On ne sait pas si le Ministre a fait preuve d’incompétence ou de mauvaise foi, mais dans les deux cas, il n’a pas dit toute la vérité. En effet, cette nouvelle loi de finances est marquée par la hausse de la taxe sur plusieurs produits à l’importation et pas seulement sur le riz. En tout état de cause, même si le ministre a choisi de se focaliser sur le riz, pour trouver une excuse acceptable à ce qui ressemble plutôt à une recherche de solution pour les énormes difficultés financières de l’Etat, son argumentaire ne tient pas.
Le riz mauritanien ? Pourquoi pas ? Encore faut-il le trouver
En effet, comme le dit un adage bien de chez nous «had cheguer chi, y’dir chi vi bellou» ; grosso modo, si on critique quelque chose, il faudrait bien mettre quelque chose à sa place.
En d’autres termes, on veut bien substituer le riz mauritanien au riz importé, encore faudrait-il que celui-ci soit compétitif ; à commencer par sa commercialisation. Aujourd’hui, des centaines de famille aimeraient bien s’approvisionner en riz mauritanien mais elles ont du mal à le trouver.
Il y a certes des points de ventes ça et là, mais on est loin du circuit de distribution classique qui fait qu’on pourrait le retrouver dans toutes les boutiques. C’est pourquoi on a du mal à croire le ministre des finances quand il dit que la Mauritanie couvre 75% de ses besoins en riz !

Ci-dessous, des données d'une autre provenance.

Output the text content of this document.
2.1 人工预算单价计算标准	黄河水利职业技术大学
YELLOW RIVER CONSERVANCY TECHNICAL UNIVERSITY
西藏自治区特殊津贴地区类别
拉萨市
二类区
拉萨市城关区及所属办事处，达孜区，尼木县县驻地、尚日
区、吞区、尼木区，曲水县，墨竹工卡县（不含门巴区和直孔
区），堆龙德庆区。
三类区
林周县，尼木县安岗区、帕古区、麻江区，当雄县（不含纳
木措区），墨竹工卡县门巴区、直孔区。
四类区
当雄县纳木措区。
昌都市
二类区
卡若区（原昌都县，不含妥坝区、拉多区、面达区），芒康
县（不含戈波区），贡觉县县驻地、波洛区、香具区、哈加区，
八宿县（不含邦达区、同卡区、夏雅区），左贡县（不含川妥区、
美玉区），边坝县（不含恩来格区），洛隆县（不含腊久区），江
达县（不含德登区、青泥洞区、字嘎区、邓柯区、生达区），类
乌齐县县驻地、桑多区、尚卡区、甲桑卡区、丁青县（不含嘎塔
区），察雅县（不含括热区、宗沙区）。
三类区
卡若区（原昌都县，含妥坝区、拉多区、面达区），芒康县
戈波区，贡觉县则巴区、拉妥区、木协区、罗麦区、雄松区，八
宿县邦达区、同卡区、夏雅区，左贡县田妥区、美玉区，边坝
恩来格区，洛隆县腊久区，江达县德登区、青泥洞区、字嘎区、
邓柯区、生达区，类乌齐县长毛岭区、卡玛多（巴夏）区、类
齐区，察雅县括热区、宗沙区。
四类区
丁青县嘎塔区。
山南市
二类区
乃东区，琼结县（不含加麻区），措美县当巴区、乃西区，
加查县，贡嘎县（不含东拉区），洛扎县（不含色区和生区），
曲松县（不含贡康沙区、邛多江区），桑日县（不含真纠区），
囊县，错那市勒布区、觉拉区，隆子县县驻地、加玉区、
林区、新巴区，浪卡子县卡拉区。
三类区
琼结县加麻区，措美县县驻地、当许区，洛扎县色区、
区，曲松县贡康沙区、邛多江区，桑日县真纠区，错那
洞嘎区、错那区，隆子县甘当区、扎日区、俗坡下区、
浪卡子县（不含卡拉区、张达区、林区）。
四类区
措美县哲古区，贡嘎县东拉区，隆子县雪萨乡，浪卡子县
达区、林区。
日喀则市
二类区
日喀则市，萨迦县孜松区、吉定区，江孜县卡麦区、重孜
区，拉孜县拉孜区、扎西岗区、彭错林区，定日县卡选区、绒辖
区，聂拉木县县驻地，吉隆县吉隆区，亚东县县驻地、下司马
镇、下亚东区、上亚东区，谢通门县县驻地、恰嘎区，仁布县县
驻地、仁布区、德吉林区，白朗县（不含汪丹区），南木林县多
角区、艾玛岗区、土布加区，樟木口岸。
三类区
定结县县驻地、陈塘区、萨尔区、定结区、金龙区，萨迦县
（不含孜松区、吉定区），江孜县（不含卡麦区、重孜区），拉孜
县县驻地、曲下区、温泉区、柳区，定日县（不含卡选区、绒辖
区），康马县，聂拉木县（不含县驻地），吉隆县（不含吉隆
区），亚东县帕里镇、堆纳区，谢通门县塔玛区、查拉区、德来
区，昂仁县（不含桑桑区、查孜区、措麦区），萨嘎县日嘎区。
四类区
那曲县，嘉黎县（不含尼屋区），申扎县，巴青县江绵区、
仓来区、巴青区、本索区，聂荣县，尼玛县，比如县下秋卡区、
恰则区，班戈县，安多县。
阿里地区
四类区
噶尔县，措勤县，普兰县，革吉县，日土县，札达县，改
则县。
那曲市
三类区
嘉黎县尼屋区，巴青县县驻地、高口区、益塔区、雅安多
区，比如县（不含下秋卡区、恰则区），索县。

L’arnaque des hydrocarbures
Ce «rééquilibrage budgétaire» est aussi marqué par le relèvement des taxes sur les hydrocarbures. Pourtant, d’après des sources journalistiques, l’Etat mauritanien aurait gagné près de 21 Milliards d’UM sur le dos du consommateur mauritanien, depuis la chute du prix du baril de pétrole sur les marchés mondiaux et le maintien du prix du litre de carburant à la pompe !
Une chute du prix du baril de pétrole qui avait permis à plusieurs pays, dont des voisins comme le Sénégal, le Maroc et le Mali, entre autres, de revoir à la baisse le prix de vente du carburant au niveau local. Mais les autorités mauritaniennes, par la voix du président Mohamed Abdel Aziz, ont catégoriquement refusé de suivre la tendance, sous prétexte que l’Etat doit récupérer ses années de subvention du produit, malgré les retombées socioéconomiques qu’une telle mesure aurait eu sur les conditions de vie des consommateurs.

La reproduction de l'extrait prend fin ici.